A section is a group of tasks within a project. Sections let you divide tasks into categories, workflow stages, priorities, and more.

Subtasks

A subtask is exactly the same as tasks in a project, except that one (and only one) of its parents is a task (although subtasks can also simultaneously be organized into projects). To check if a task has a subtask, include the num_subtasks field when fetching the parent task.

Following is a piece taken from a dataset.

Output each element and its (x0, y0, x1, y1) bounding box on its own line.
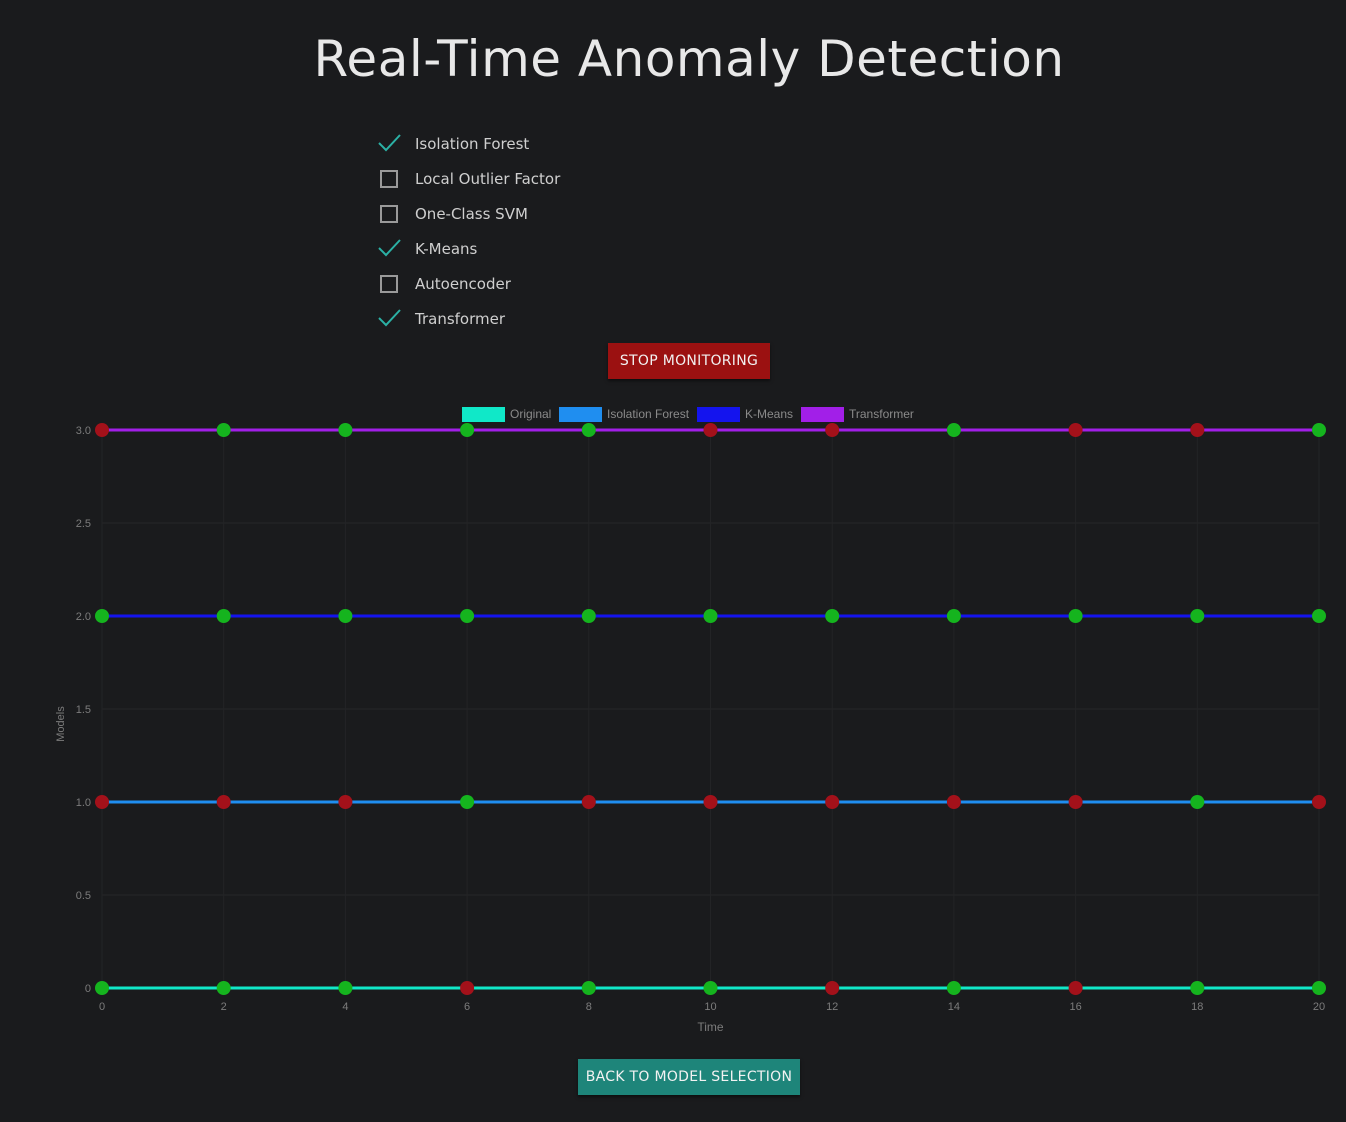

Things to note when working with subtasks:

  1. Subtasks do not inherit the projects of their parent tasks.
  2. There can be up to 5 levels of subtasks below a task. We do not recommend making sub-subtasks.
  3. There is no way to fetch all subtasks of all tasks in a project in a single request.

How users are organized

Workspaces

A workspace is the highest-level organizational unit in Asana. All projects, tasks, and teams have an associated workspace.

Organizations

An organization is a special kind of workspace that represents a company. Organizations connect all the employees at a company using Asana in a single space based on the company’s shared email domain. In an organization, you can group your projects into teams.

Teams

Teams are a subset of users in an organization who collaborate on projects together. Every project in an organization is associated with one team. Team messages are not currently available in the API.

Users

A user object represents an account in Asana that can be given access to various workspaces, projects, and tasks. Asana accounts are free and tied to individuals; Asana accounts grant access to one or more shared workspaces and organizations to collaborate with other Asana users.

Guest users

Users can invite clients, contractors, customers, or anyone else who does not have an email address at an approved organization email domain. These users join as organization guests. Guests have limited access in an organization. That is, guests can only see what is explicitly shared with them.

Note: it can be advantageous to use guests to create "bot" accounts. Due to the access restrictions, bots created from a guest account personal access token can be given fine-grained access to only the data that it needs to use.